As it turns out, the Soybean Watch ’21 field, which is no-till, lies next to the field of a neighboring farmer who uses conventional tillage. By chance, both fields include the same soybean variety from the same seed company. This particular weather station can accept data from two soil moisture sensors. The grower for Soybean Watch ’21 and his neighbor installed the new weather station, placing one soil moisture meter about 10 feet into the Soybean Watch ’21 field, and the other about 10 feet into the conventional field. The soil moisture meters, placed 6 inches deep, are connected to the weather station by small cables.

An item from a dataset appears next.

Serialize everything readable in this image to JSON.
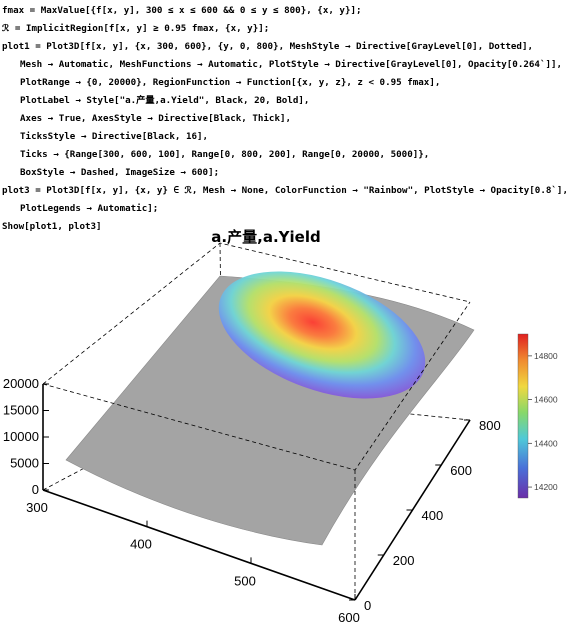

Because the conventional field was planted just one day earlier than the no-till field, soybeans are at nearly the same stage of growth in both fields. In each case, the soil moisture meter was installed so the tip at 6 inches below the surface is very near or in a row.
The app reports what is called the volumetric water content, or VWC. “It’s a measure of how much water is in the pore spaces between soil particles,” Thurow explains. “If a soil is saturated, it will be 40% or higher. When soils get very dry, it will be well under 20%.”
On June 30, just after a shower of less than a tenth of an inch, the VWC for the no-till soil was at almost 29% vs. about 25% for the soil in the conventionally tilled field. The typical pattern is for soil moisture content to spike upward after a substantial rain, then drop back and level off at a percentage higher than it was before the rain.
“Depending on how weather conditions go the rest of the season, it should be interesting to follow soil moisture levels in both fields,” Gauck says. “The information may give us clues as to how yields turn out this season.”